The determinant is computed in the example for a determinant of a matrix and equals 1. So the inverse of \mathbf{A}_3 is determined as


\mathbf{A}_3^{-1}=\frac{1}{\det(\mathbf{A}_3)}\text{adj}(\mathbf{A}_3)
=\frac{1}{1}
\left[\begin{array}{ccc}
2&0&-1\\
-6&1&3\\
-1&0&1
\end{array}\right]
=
\left[\begin{array}{ccc}
2&0&-1\\
-6&1&3\\
-1&0&1
\end{array}\right]

For a proof please have a look at the example in the main article of matrix inversion.

Example: inverse of a 4-by-4 matrix using the adjugate formula

In this example again the transformation matrix ^R\mathbf{T}_N that is introduced in the robotics script in chapter 3 on page 3-37 is used:


^R\mathbf{T}_N  = 
\left[\begin{array}{cccc}
0 & 1 & 0 & 2a\\
0 & 0 & -1 & 0\\
-1 & 0 & 0 & 0\\
0 & 0 & 0 & 1
\end{array}\right]

The calculation of two of the cofactors of ^R\mathbf{T}_N has already been described in the example for minors and cofactors. The resulting cofactor matrix of matrix ^R\mathbf{T}_N is


\mathbf{C}(^R\mathbf{T}_N)=
\left[\begin{array}{cccc}
0&1&0&0\\
0&0&-1&0\\
-1&0&0&0\\
0&-2a&0&1
\end{array}\right]

The transposed of the cofactor matrix which corresponds to the adjugate matrix then appears as

\mathbf{C}(^R\mathbf{T}_N)^T=
\left[\begin{array}{cccc}
0&0&-1&0\\
1&0&0&-2a\\
0&-1&0&0\\
0&0&0&1
\end{array}\right]=\text{adj}(^R\mathbf{T}_N)

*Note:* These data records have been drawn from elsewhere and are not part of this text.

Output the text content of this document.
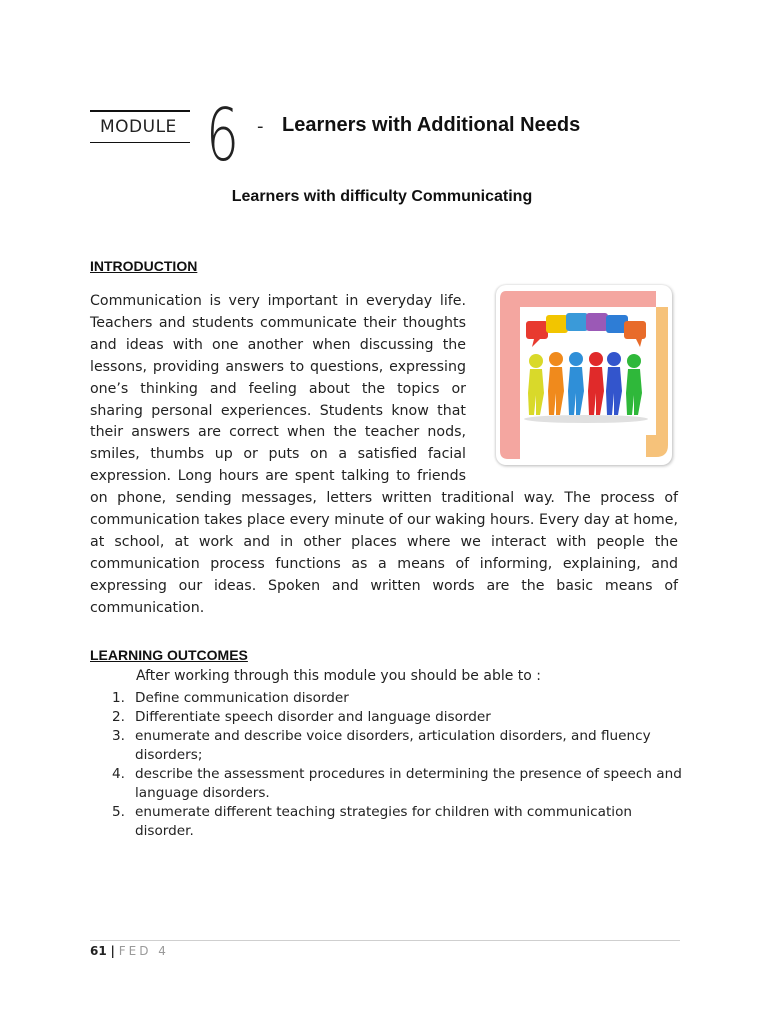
MODULE 6 - Learners with Additional Needs
Learners with difficulty Communicating
INTRODUCTION
Communication is very important in everyday life. Teachers and students communicate their thoughts and ideas with one another when discussing the lessons, providing answers to questions, expressing one’s thinking and feeling about the topics or sharing personal experiences. Students know that their answers are correct when the teacher nods, smiles, thumbs up or puts on a satisfied facial expression. Long hours are spent talking to friends on phone, sending messages, letters written traditional way. The process of communication takes place every minute of our waking hours. Every day at home, at school, at work and in other places where we interact with people the communication process functions as a means of informing, explaining, and expressing our ideas. Spoken and written words are the basic means of communication.
LEARNING OUTCOMES
After working through this module you should be able to :
1. Define communication disorder
2. Differentiate speech disorder and language disorder
3. enumerate and describe voice disorders, articulation disorders, and fluency disorders;
4. describe the assessment procedures in determining the presence of speech and language disorders.
5. enumerate different teaching strategies for children with communication disorder.
61 | FED 4
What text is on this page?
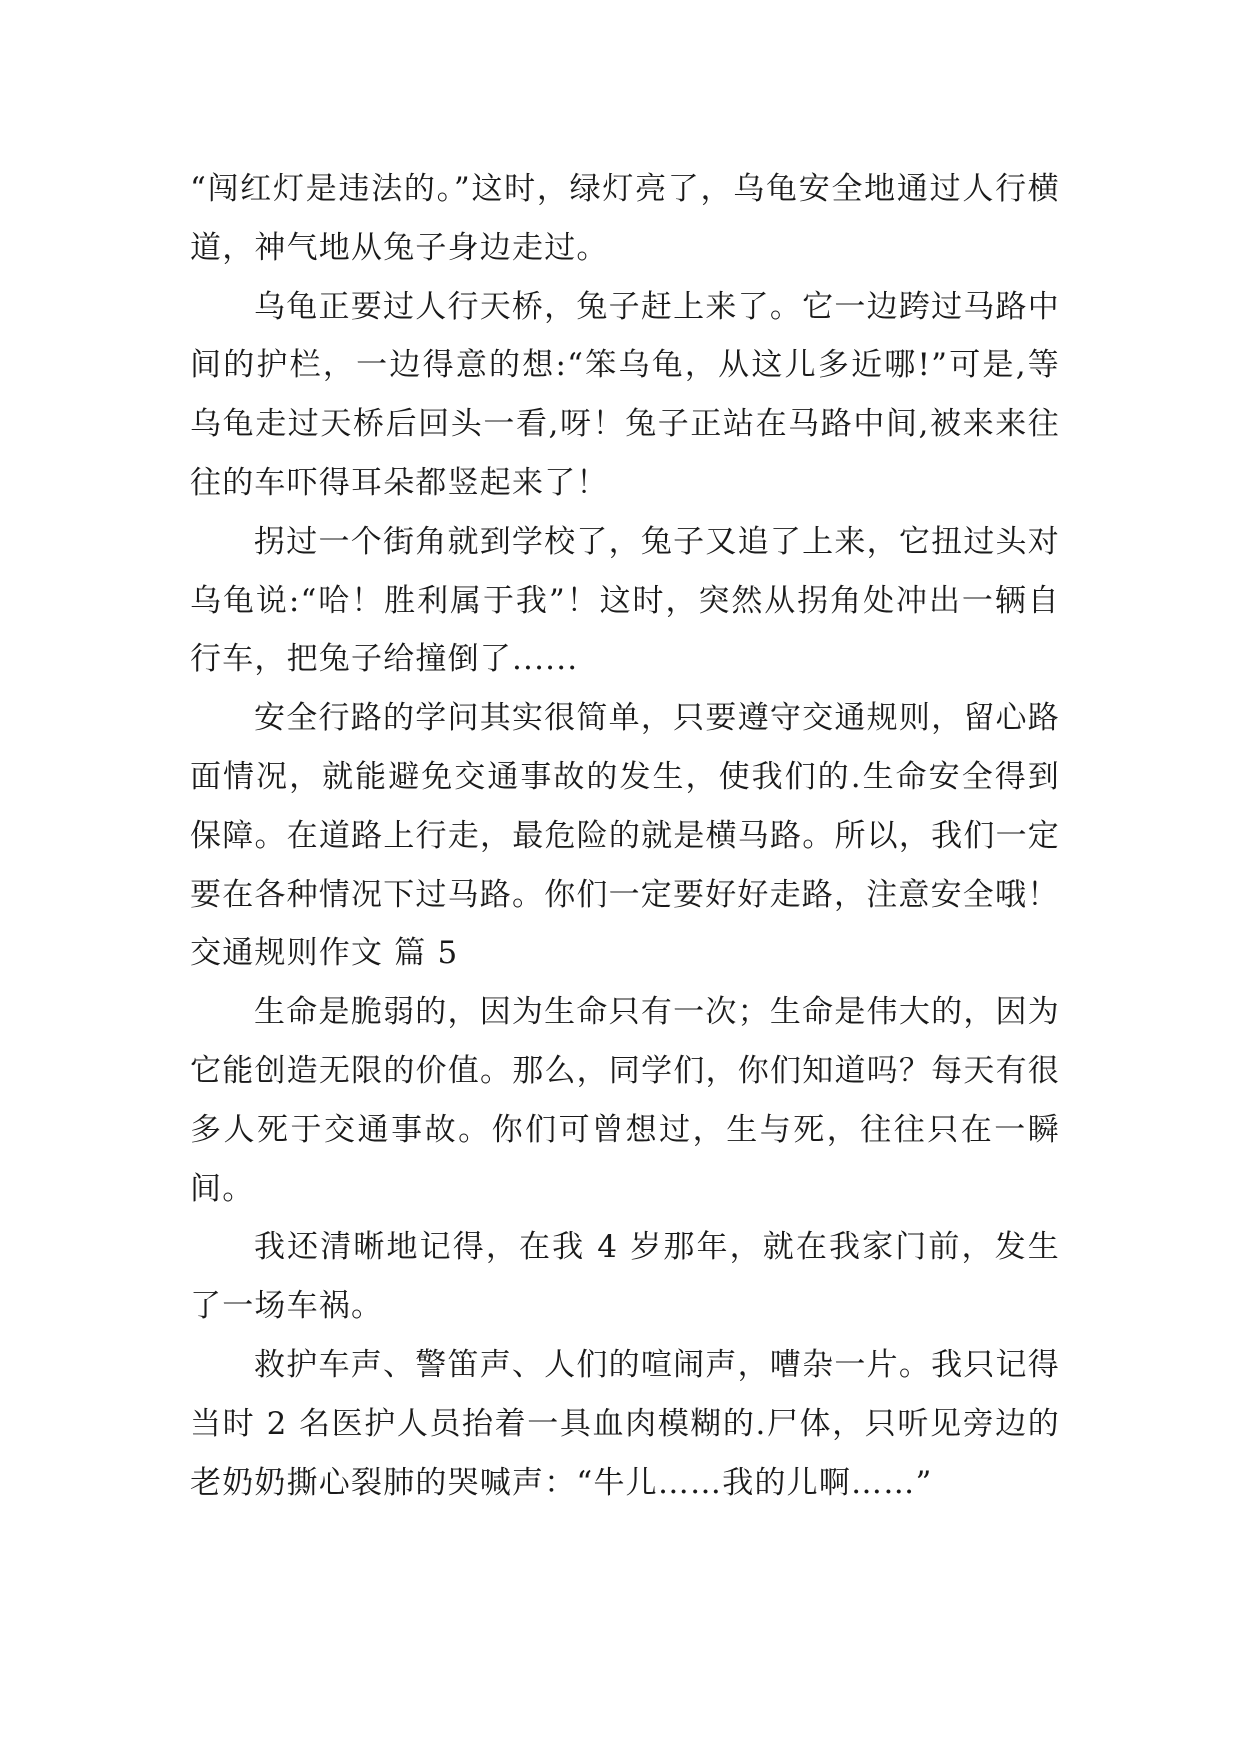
“闯红灯是违法的。”这时，绿灯亮了，乌龟安全地通过人行横道，神气地从兔子身边走过。

乌龟正要过人行天桥，兔子赶上来了。它一边跨过马路中间的护栏，一边得意的想:“笨乌龟，从这儿多近哪!”可是,等乌龟走过天桥后回头一看,呀！兔子正站在马路中间,被来来往往的车吓得耳朵都竖起来了！

拐过一个街角就到学校了，兔子又追了上来，它扭过头对乌龟说:“哈！胜利属于我”！这时，突然从拐角处冲出一辆自行车，把兔子给撞倒了......

安全行路的学问其实很简单，只要遵守交通规则，留心路面情况，就能避免交通事故的发生，使我们的.生命安全得到保障。在道路上行走，最危险的就是横马路。所以，我们一定要在各种情况下过马路。你们一定要好好走路，注意安全哦！

交通规则作文 篇 5

生命是脆弱的，因为生命只有一次；生命是伟大的，因为它能创造无限的价值。那么，同学们，你们知道吗？每天有很多人死于交通事故。你们可曾想过，生与死，往往只在一瞬间。

我还清晰地记得，在我 4 岁那年，就在我家门前，发生了一场车祸。

救护车声、警笛声、人们的喧闹声，嘈杂一片。我只记得当时 2 名医护人员抬着一具血肉模糊的.尸体，只听见旁边的老奶奶撕心裂肺的哭喊声：“牛儿……我的儿啊……”
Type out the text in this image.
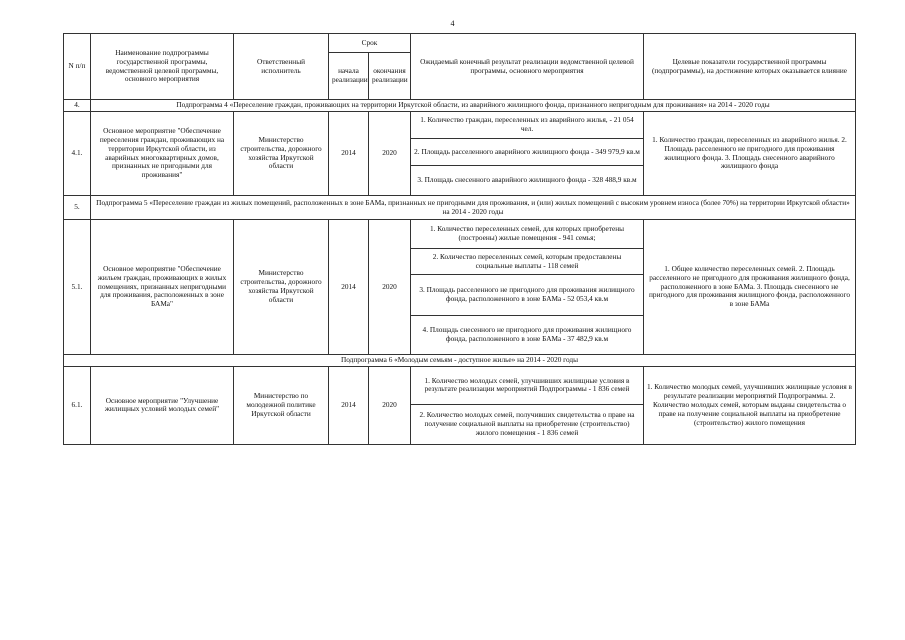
4
N п/п	Наименование подпрограммы государственной программы, ведомственной целевой программы, основного мероприятия	Ответственный исполнитель	Срок		Ожидаемый конечный результат реализации ведомственной целевой программы, основного мероприятия	Целевые показатели государственной программы (подпрограммы), на достижение которых оказывается влияние
			начала реализации	окончания реализации		
4.	Подпрограмма 4 «Переселение граждан, проживающих на территории Иркутской области, из аварийного жилищного фонда, признанного непригодным для проживания» на 2014 - 2020 годы					
4.1.	Основное мероприятие "Обеспечение переселения граждан, проживающих на территории Иркутской области, из аварийных многоквартирных домов, признанных не пригодными для проживания"	Министерство строительства, дорожного хозяйства Иркутской области	2014	2020	1. Количество граждан, переселенных из аварийного жилья, - 21 054 чел.	1. Количество граждан, переселенных из аварийного жилья. 2. Площадь расселенного не пригодного для проживания жилищного фонда. 3. Площадь снесенного аварийного жилищного фонда
					2. Площадь расселенного аварийного жилищного фонда - 349 979,9 кв.м	
					3. Площадь снесенного аварийного жилищного фонда - 328 488,9 кв.м	
5.	Подпрограмма 5 «Переселение граждан из жилых помещений, расположенных в зоне БАМа, признанных не пригодными для проживания, и (или) жилых помещений с высоким уровнем износа (более 70%) на территории Иркутской области» на 2014 - 2020 годы					
5.1.	Основное мероприятие "Обеспечение жильем граждан, проживающих в жилых помещениях, признанных непригодными для проживания, расположенных в зоне БАМа"	Министерство строительства, дорожного хозяйства Иркутской области	2014	2020	1. Количество переселенных семей, для которых приобретены (построены) жилые помещения - 941 семья;	1. Общее количество переселенных семей. 2. Площадь расселенного не пригодного для проживания жилищного фонда, расположенного в зоне БАМа. 3. Площадь снесенного не пригодного для проживания жилищного фонда, расположенного в зоне БАМа
					2. Количество переселенных семей, которым предоставлены социальные выплаты - 118 семей	
					3. Площадь расселенного не пригодного для проживания жилищного фонда, расположенного в зоне БАМа - 52 053,4 кв.м	
					4. Площадь снесенного не пригодного для проживания жилищного фонда, расположенного в зоне БАМа - 37 482,9 кв.м	
Подпрограмма 6 «Молодым семьям - доступное жилье» на 2014 - 2020 годы						
6.1.	Основное мероприятие "Улучшение жилищных условий молодых семей"	Министерство по молодежной политике Иркутской области	2014	2020	1. Количество молодых семей, улучшивших жилищные условия в результате реализации мероприятий Подпрограммы - 1 836 семей	1. Количество молодых семей, улучшивших жилищные условия в результате реализации мероприятий Подпрограммы. 2. Количество молодых семей, которым выданы свидетельства о праве на получение социальной выплаты на приобретение (строительство) жилого помещения
					2. Количество молодых семей, получивших свидетельства о праве на получение социальной выплаты на приобретение (строительство) жилого помещения - 1 836 семей	
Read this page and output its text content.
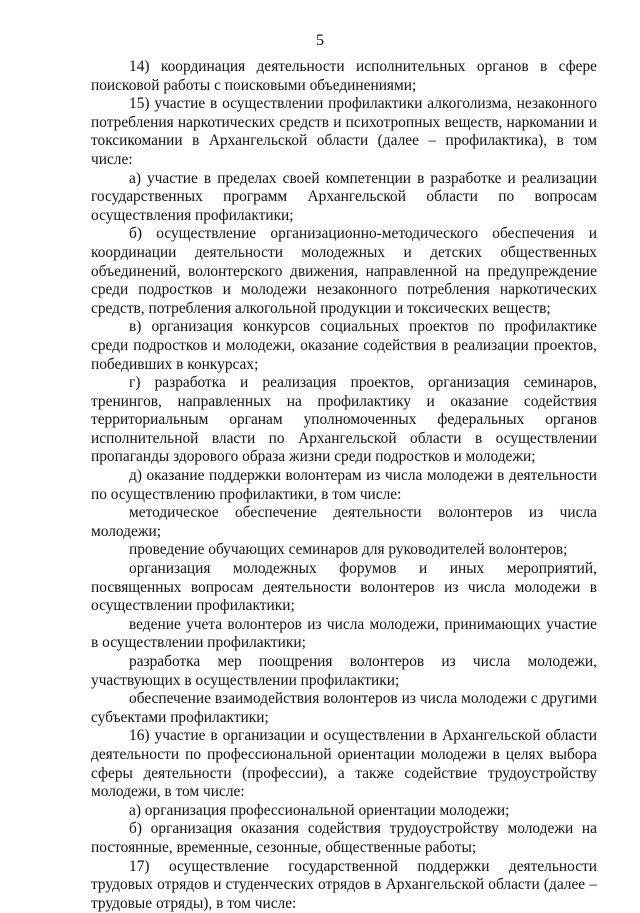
5

14) координация деятельности исполнительных органов в сфере поисковой работы с поисковыми объединениями;

15) участие в осуществлении профилактики алкоголизма, незаконного потребления наркотических средств и психотропных веществ, наркомании и токсикомании в Архангельской области (далее – профилактика), в том числе:

а) участие в пределах своей компетенции в разработке и реализации государственных программ Архангельской области по вопросам осуществления профилактики;

б) осуществление организационно-методического обеспечения и координации деятельности молодежных и детских общественных объединений, волонтерского движения, направленной на предупреждение среди подростков и молодежи незаконного потребления наркотических средств, потребления алкогольной продукции и токсических веществ;

в) организация конкурсов социальных проектов по профилактике среди подростков и молодежи, оказание содействия в реализации проектов, победивших в конкурсах;

г) разработка и реализация проектов, организация семинаров, тренингов, направленных на профилактику и оказание содействия территориальным органам уполномоченных федеральных органов исполнительной власти по Архангельской области в осуществлении пропаганды здорового образа жизни среди подростков и молодежи;

д) оказание поддержки волонтерам из числа молодежи в деятельности по осуществлению профилактики, в том числе:

методическое обеспечение деятельности волонтеров из числа молодежи;

проведение обучающих семинаров для руководителей волонтеров;

организация молодежных форумов и иных мероприятий, посвященных вопросам деятельности волонтеров из числа молодежи в осуществлении профилактики;

ведение учета волонтеров из числа молодежи, принимающих участие в осуществлении профилактики;

разработка мер поощрения волонтеров из числа молодежи, участвующих в осуществлении профилактики;

обеспечение взаимодействия волонтеров из числа молодежи с другими субъектами профилактики;

16) участие в организации и осуществлении в Архангельской области деятельности по профессиональной ориентации молодежи в целях выбора сферы деятельности (профессии), а также содействие трудоустройству молодежи, в том числе:

а) организация профессиональной ориентации молодежи;

б) организация оказания содействия трудоустройству молодежи на постоянные, временные, сезонные, общественные работы;

17) осуществление государственной поддержки деятельности трудовых отрядов и студенческих отрядов в Архангельской области (далее – трудовые отряды), в том числе:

The determinant is computed in the example for a determinant of a matrix and equals 1. So the inverse of ^R\mathbf{T}_N is determined as


^R\mathbf{T}_N^{-1}=\frac{1}{\det(^R\mathbf{T}_N)}\text{adj}(^R\mathbf{T}_N)
=\frac{1}{1}
\left[\begin{array}{cccc}
0&0&-1&0\\
1&0&0&-2a\\
0&-1&0&0\\
0&0&0&1
\end{array}\right]
=
\left[\begin{array}{cccc}
0&0&-1&0\\
1&0&0&-2a\\
0&-1&0&0\\
0&0&0&1
\end{array}\right]

For a proof please have a look at the example in the main article of matrix inversion.